If you are thinking in terms of telecommuting and green-house gases, it's worth thinking about a consolidated solution, such as Terminal Services.  If your staff are primarily in the office it may not give you any real advantage, but for staff that are primarily NOT in the office, something like this allows you to not have to have a computer for each person who needs to log in. In other words, if you have three people who are going to need to log in during the same window, a PCA/LogMeIn/other desktop based product is going to require three idle, but running PCS going during that Window. If that Window is the same as the time that in- office staff are normally there, that means three EXTRA idling computers. With TS, you have one computer going. The more users you have the better your economy of scale turns out.

 

Re: Travel Reduction Mini-Tips

11-16-2009 9:35 AM

Printing is not much of a catch when you can work around it.  Install a PDF Printer object on that computer (like CutePDF Writer).  This will result in a PDF file that you might be able to email to yourself (and print locally) as long as its not confidential information.  If it is, look into some sort of encrypted file transfer solution (like SecureZIP, DropBox (the only problem I have with DropBox is that its not at a 1.0 release yet which traditionally indicates its not done, but user experience on this forum has been positive), or GPG) - or just get LogMeIn Pro which is about $70 / yr (deep discounts on multiple machines).

Re: Travel Reduction Mini-Tips

11-16-2009 11:57 AM

The printing issue definitely is something you can work around, but it definitely does get in the way of workflow if you do a lot of printing.

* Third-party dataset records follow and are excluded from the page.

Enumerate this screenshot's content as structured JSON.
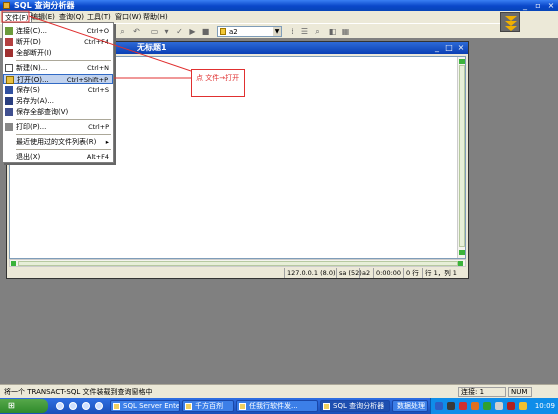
{
  "window": {
    "title": "SQL 查询分析器"
  },
  "menubar": [
    "文件(F)",
    "编辑(E)",
    "查询(Q)",
    "工具(T)",
    "窗口(W)",
    "帮助(H)"
  ],
  "toolbar": {
    "database": "a2"
  },
  "query_window": {
    "title": "无标题1"
  },
  "file_menu": {
    "items": [
      {
        "icon": "connect-icon",
        "label": "连接(C)...",
        "shortcut": "Ctrl+O"
      },
      {
        "icon": "disconnect-icon",
        "label": "断开(D)",
        "shortcut": "Ctrl+F4"
      },
      {
        "icon": "disconnect-all-icon",
        "label": "全部断开(I)",
        "shortcut": ""
      },
      {
        "icon": "new-icon",
        "label": "新建(N)...",
        "shortcut": "Ctrl+N"
      },
      {
        "icon": "open-folder-icon",
        "label": "打开(O)...",
        "shortcut": "Ctrl+Shift+P"
      },
      {
        "icon": "save-icon",
        "label": "保存(S)",
        "shortcut": "Ctrl+S"
      },
      {
        "icon": "save-as-icon",
        "label": "另存为(A)...",
        "shortcut": ""
      },
      {
        "icon": "save-all-icon",
        "label": "保存全部查询(V)",
        "shortcut": ""
      },
      {
        "icon": "print-icon",
        "label": "打印(P)...",
        "shortcut": "Ctrl+P"
      },
      {
        "icon": "",
        "label": "最近使用过的文件列表(R)",
        "shortcut": "▸"
      },
      {
        "icon": "",
        "label": "退出(X)",
        "shortcut": "Alt+F4"
      }
    ]
  },
  "annotation": {
    "text": "点 文件→打开"
  },
  "query_status": [
    "127.0.0.1 (8.0)",
    "sa (52)",
    "a2",
    "0:00:00",
    "0 行",
    "行 1，列 1"
  ],
  "app_status": {
    "text": "将一个 TRANSACT-SQL 文件装载到查询窗格中",
    "connections": "连接: 1",
    "num": "NUM"
  },
  "taskbar": {
    "tasks": [
      "SQL Server Ente...",
      "千方百剂",
      "任我行软件发...",
      "SQL 查询分析器"
    ],
    "tray_label": "数据处理",
    "clock": "10:09"
  },
  "colors": {
    "title_blue": "#0a47c9",
    "annotation_red": "#e03030",
    "menu_highlight": "#c1d2ee"
  }
}
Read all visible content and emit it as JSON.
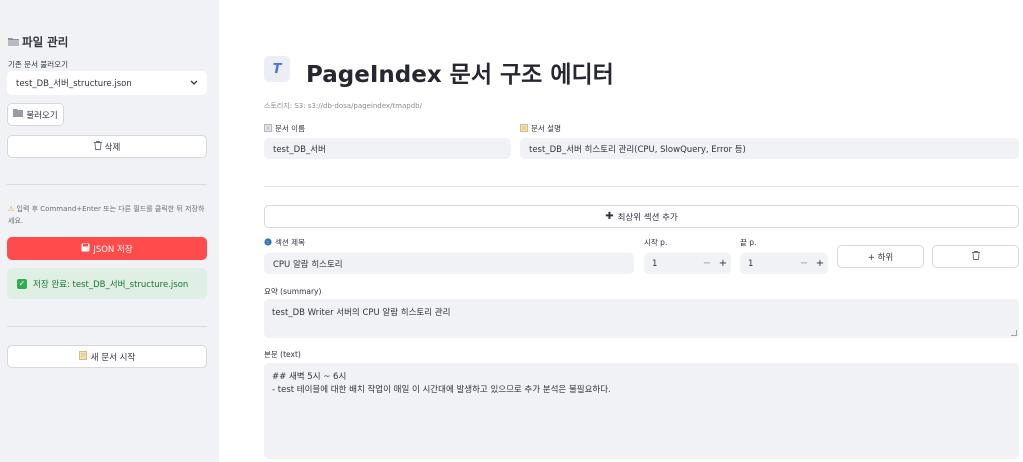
{
  "sidebar": {
    "title_icon": "folder-icon",
    "title": "파일 관리",
    "load_label": "기존 문서 불러오기",
    "selected_file": "test_DB_서버_structure.json",
    "load_button": "불러오기",
    "delete_button": "삭제",
    "warning": "입력 후 Command+Enter 또는 다른 필드를 클릭한 뒤 저장하세요.",
    "save_button": "JSON 저장",
    "success_message": "저장 완료: test_DB_서버_structure.json",
    "new_doc_button": "새 문서 시작",
    "accent_color": "#ff4b4b"
  },
  "main": {
    "title": "PageIndex 문서 구조 에디터",
    "storage": "스토리지: S3: s3://db-dosa/pageindex/tmapdb/",
    "doc_name_label": "문서 이름",
    "doc_name_value": "test_DB_서버",
    "doc_desc_label": "문서 설명",
    "doc_desc_value": "test_DB_서버 히스토리 관리(CPU, SlowQuery, Error 등)",
    "add_section_button": "최상위 섹션 추가",
    "section": {
      "title_label": "섹션 제목",
      "title_value": "CPU 알람 히스토리",
      "start_label": "시작 p.",
      "start_value": "1",
      "end_label": "끝 p.",
      "end_value": "1",
      "sub_button": "+ 하위",
      "summary_label": "요약 (summary)",
      "summary_value": "test_DB Writer 서버의 CPU 알람 히스토리 관리",
      "text_label": "본문 (text)",
      "text_line1": "## 새벽 5시 ~ 6시",
      "text_line2": "- test 테이블에 대한 배치 작업이 매일 이 시간대에 발생하고 있으므로 추가 분석은 불필요하다."
    }
  }
}
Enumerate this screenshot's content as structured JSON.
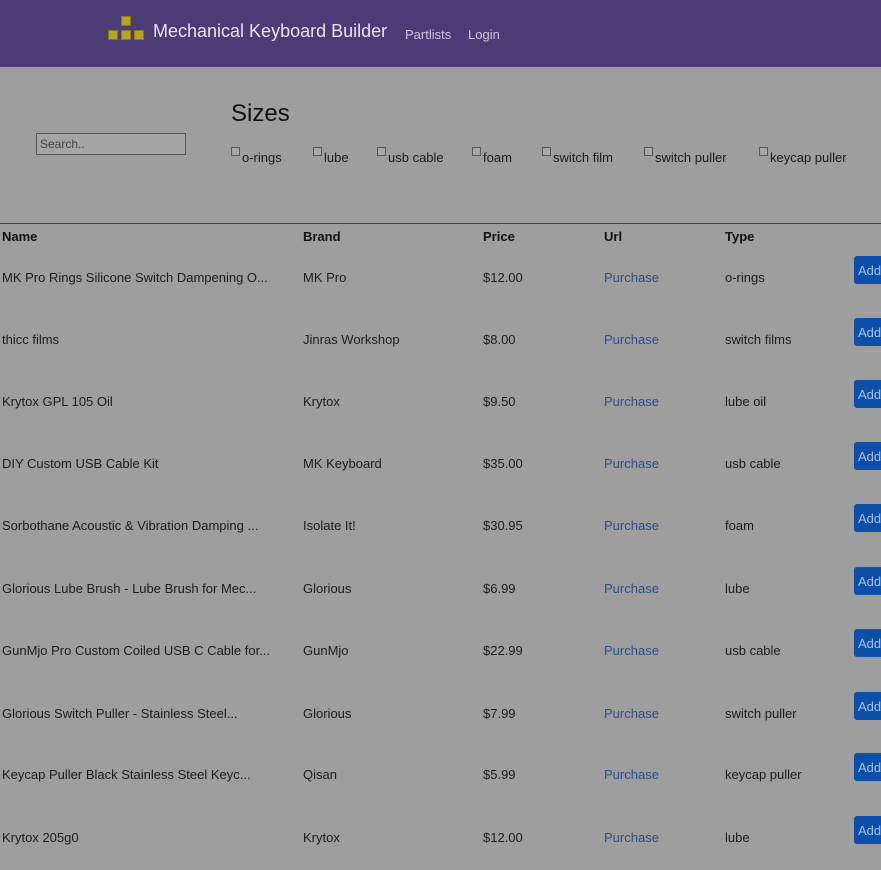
{
  "navbar": {
    "title": "Mechanical Keyboard Builder",
    "links": [
      "Partlists",
      "Login"
    ],
    "logo_icon": "keycaps-logo-icon"
  },
  "search": {
    "placeholder": "Search.."
  },
  "sizes": {
    "title": "Sizes",
    "filters": [
      "o-rings",
      "lube",
      "usb cable",
      "foam",
      "switch film",
      "switch puller",
      "keycap puller"
    ]
  },
  "table": {
    "headers": [
      "Name",
      "Brand",
      "Price",
      "Url",
      "Type"
    ],
    "add_label": "Add",
    "rows": [
      {
        "name": "MK Pro Rings Silicone Switch Dampening O...",
        "brand": "MK Pro",
        "price": "$12.00",
        "url": "Purchase",
        "type": "o-rings"
      },
      {
        "name": "thicc films",
        "brand": "Jinras Workshop",
        "price": "$8.00",
        "url": "Purchase",
        "type": "switch films"
      },
      {
        "name": "Krytox GPL 105 Oil",
        "brand": "Krytox",
        "price": "$9.50",
        "url": "Purchase",
        "type": "lube oil"
      },
      {
        "name": "DIY Custom USB Cable Kit",
        "brand": "MK Keyboard",
        "price": "$35.00",
        "url": "Purchase",
        "type": "usb cable"
      },
      {
        "name": "Sorbothane Acoustic & Vibration Damping ...",
        "brand": "Isolate It!",
        "price": "$30.95",
        "url": "Purchase",
        "type": "foam"
      },
      {
        "name": "Glorious Lube Brush - Lube Brush for Mec...",
        "brand": "Glorious",
        "price": "$6.99",
        "url": "Purchase",
        "type": "lube"
      },
      {
        "name": "GunMjo Pro Custom Coiled USB C Cable for...",
        "brand": "GunMjo",
        "price": "$22.99",
        "url": "Purchase",
        "type": "usb cable"
      },
      {
        "name": "Glorious Switch Puller - Stainless Steel...",
        "brand": "Glorious",
        "price": "$7.99",
        "url": "Purchase",
        "type": "switch puller"
      },
      {
        "name": "Keycap Puller Black Stainless Steel Keyc...",
        "brand": "Qisan",
        "price": "$5.99",
        "url": "Purchase",
        "type": "keycap puller"
      },
      {
        "name": "Krytox 205g0",
        "brand": "Krytox",
        "price": "$12.00",
        "url": "Purchase",
        "type": "lube"
      }
    ]
  },
  "colors": {
    "navbar_bg": "#4b3c78",
    "overlay_bg": "#9e9e9e",
    "button_bg": "#0b4fa8",
    "link": "#2a4f8a"
  }
}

I agree, though, if you need it, pay for it. It really is not that expensive, nor are many of the other very usable solutions out there. For what I do, I don't need it, so it would be a waste to pay for it, but we have some staff for whom not being able to print directly would create real issues. We are using a server based solution anyway, so we have that covered, but if not I would definitely make sure we paid for that capability.

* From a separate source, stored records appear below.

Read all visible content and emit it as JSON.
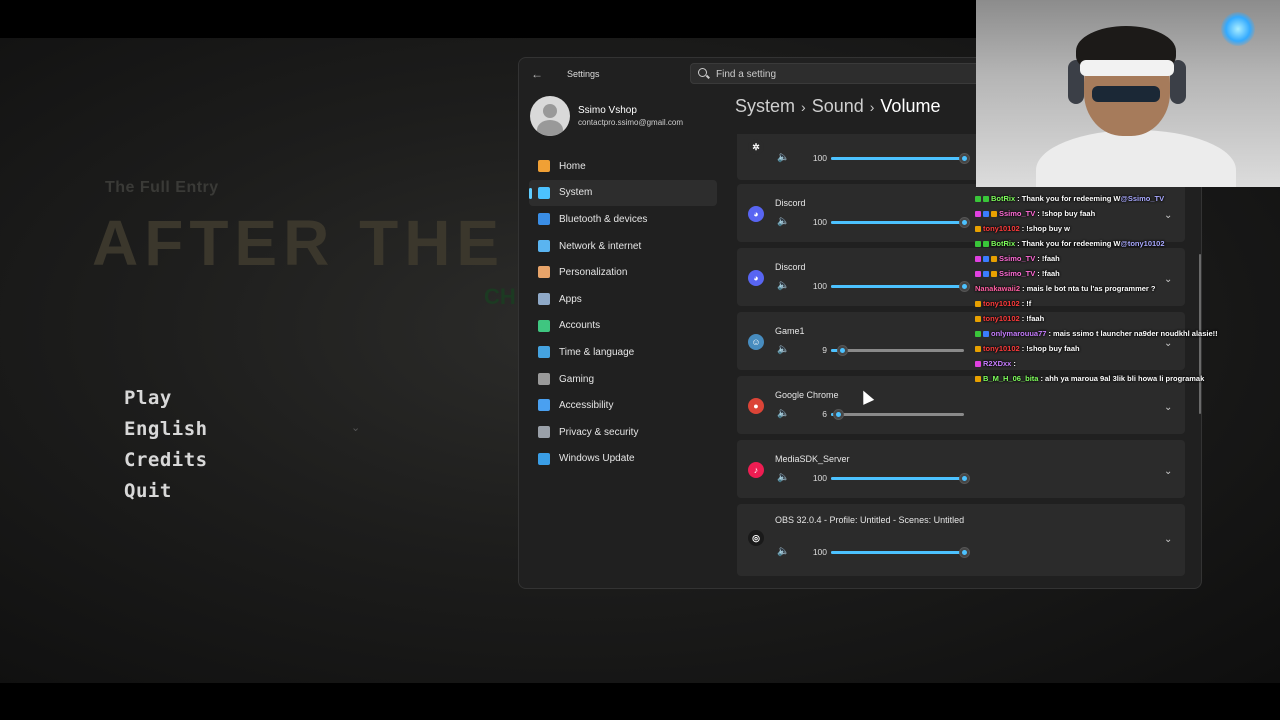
{
  "game": {
    "subtitle": "The Full Entry",
    "title": "AFTER THE TI",
    "title_fragment": "CH",
    "menu": [
      "Play",
      "English",
      "Credits",
      "Quit"
    ],
    "language_chevron": "⌄"
  },
  "settings": {
    "app_title": "Settings",
    "search_placeholder": "Find a setting",
    "profile": {
      "name": "Ssimo Vshop",
      "email": "contactpro.ssimo@gmail.com"
    },
    "nav": [
      {
        "label": "Home",
        "icon": "home-icon",
        "color": "#f0a035"
      },
      {
        "label": "System",
        "icon": "system-icon",
        "color": "#4cc2ff",
        "active": true
      },
      {
        "label": "Bluetooth & devices",
        "icon": "bluetooth-icon",
        "color": "#3a8ee6"
      },
      {
        "label": "Network & internet",
        "icon": "wifi-icon",
        "color": "#5ab4f0"
      },
      {
        "label": "Personalization",
        "icon": "brush-icon",
        "color": "#e8a46a"
      },
      {
        "label": "Apps",
        "icon": "apps-icon",
        "color": "#8fa9c8"
      },
      {
        "label": "Accounts",
        "icon": "accounts-icon",
        "color": "#3fc680"
      },
      {
        "label": "Time & language",
        "icon": "globe-icon",
        "color": "#45a3e0"
      },
      {
        "label": "Gaming",
        "icon": "gamepad-icon",
        "color": "#9a9a9a"
      },
      {
        "label": "Accessibility",
        "icon": "accessibility-icon",
        "color": "#4aa0f0"
      },
      {
        "label": "Privacy & security",
        "icon": "shield-icon",
        "color": "#9aa0a8"
      },
      {
        "label": "Windows Update",
        "icon": "update-icon",
        "color": "#3a9ee6"
      }
    ],
    "breadcrumb": [
      "System",
      "Sound",
      "Volume"
    ],
    "apps": [
      {
        "name": "",
        "icon": "steelseries-icon",
        "icon_bg": "#2b2b2b",
        "icon_fg": "#ffffff",
        "glyph": "✲",
        "volume": 100
      },
      {
        "name": "Discord",
        "icon": "discord-icon",
        "icon_bg": "#5865f2",
        "icon_fg": "#ffffff",
        "glyph": "◕",
        "volume": 100
      },
      {
        "name": "Discord",
        "icon": "discord-icon",
        "icon_bg": "#5865f2",
        "icon_fg": "#ffffff",
        "glyph": "◕",
        "volume": 100
      },
      {
        "name": "Game1",
        "icon": "godot-icon",
        "icon_bg": "#478cbf",
        "icon_fg": "#ffffff",
        "glyph": "☺",
        "volume": 9
      },
      {
        "name": "Google Chrome",
        "icon": "chrome-icon",
        "icon_bg": "#db4437",
        "icon_fg": "#ffffff",
        "glyph": "●",
        "volume": 6
      },
      {
        "name": "MediaSDK_Server",
        "icon": "tiktok-icon",
        "icon_bg": "#ee1d52",
        "icon_fg": "#ffffff",
        "glyph": "♪",
        "volume": 100
      },
      {
        "name": "OBS 32.0.4 - Profile: Untitled - Scenes: Untitled",
        "icon": "obs-icon",
        "icon_bg": "#1a1a1a",
        "icon_fg": "#ffffff",
        "glyph": "◎",
        "volume": 100
      }
    ]
  },
  "chat": [
    {
      "user": "BotRix",
      "user_color": "#7fff5c",
      "badges": [
        "#39c639",
        "#39c639"
      ],
      "msg": ": Thank you for redeeming W ",
      "mention": "@Ssimo_TV"
    },
    {
      "user": "Ssimo_TV",
      "user_color": "#ff6bd6",
      "badges": [
        "#e040e0",
        "#3a7dff",
        "#e8a000"
      ],
      "msg": ": !shop buy faah",
      "mention": ""
    },
    {
      "user": "tony10102",
      "user_color": "#ff3b3b",
      "badges": [
        "#e8a000"
      ],
      "msg": ": !shop buy w",
      "mention": ""
    },
    {
      "user": "BotRix",
      "user_color": "#7fff5c",
      "badges": [
        "#39c639",
        "#39c639"
      ],
      "msg": ": Thank you for redeeming W ",
      "mention": "@tony10102"
    },
    {
      "user": "Ssimo_TV",
      "user_color": "#ff6bd6",
      "badges": [
        "#e040e0",
        "#3a7dff",
        "#e8a000"
      ],
      "msg": ": !faah",
      "mention": ""
    },
    {
      "user": "Ssimo_TV",
      "user_color": "#ff6bd6",
      "badges": [
        "#e040e0",
        "#3a7dff",
        "#e8a000"
      ],
      "msg": ": !faah",
      "mention": ""
    },
    {
      "user": "Nanakawaii2",
      "user_color": "#ff5fa2",
      "badges": [],
      "msg": ": mais le bot nta tu l'as programmer ?",
      "mention": ""
    },
    {
      "user": "tony10102",
      "user_color": "#ff3b3b",
      "badges": [
        "#e8a000"
      ],
      "msg": ": !f",
      "mention": ""
    },
    {
      "user": "tony10102",
      "user_color": "#ff3b3b",
      "badges": [
        "#e8a000"
      ],
      "msg": ": !faah",
      "mention": ""
    },
    {
      "user": "onlymarouua77",
      "user_color": "#c77dff",
      "badges": [
        "#39c639",
        "#3a7dff"
      ],
      "msg": ": mais ssimo t launcher na9der noudkhl alasie!!",
      "mention": ""
    },
    {
      "user": "tony10102",
      "user_color": "#ff3b3b",
      "badges": [
        "#e8a000"
      ],
      "msg": ": !shop buy faah",
      "mention": ""
    },
    {
      "user": "R2XDxx",
      "user_color": "#c77dff",
      "badges": [
        "#e040e0"
      ],
      "msg": ": ",
      "mention": ""
    },
    {
      "user": "B_M_H_06_bita",
      "user_color": "#7fff5c",
      "badges": [
        "#e8a000"
      ],
      "msg": ": ahh ya maroua 9al 3lik bli howa li programak",
      "mention": ""
    }
  ]
}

Before anyone jumps on me about the economy, I'm well aware of the budget constraints we all work under, but at the end of the day, you need to find the budget for whatever tools will make a real difference to your staff. You don't tell people they can't have pens and paper, the same should hold true of whatever other items people need. In my experience, organizations that do NOT make it their business to get their people the tools they need, either wind up overspending in many areas, or going under.

 

 

Re: Travel Reduction Mini-Tips

11-17-2009 5:25 PM

I recently set up a VPN using a Netgeat Prosafe router, and their VPN client software for about $120 for both. The NetgearProsafe line has FREE tech support for their line for as long as you own it. It was easy to install and I could even send the emplyee home with the proper VPN CD, yes Vista requires a different version than XP and a thumb drive with the policies already set for them. They install the client software and import the policy from the drive connect and type in their IP to their PC and log in using Remote Desktop.$120 is worth the time saved.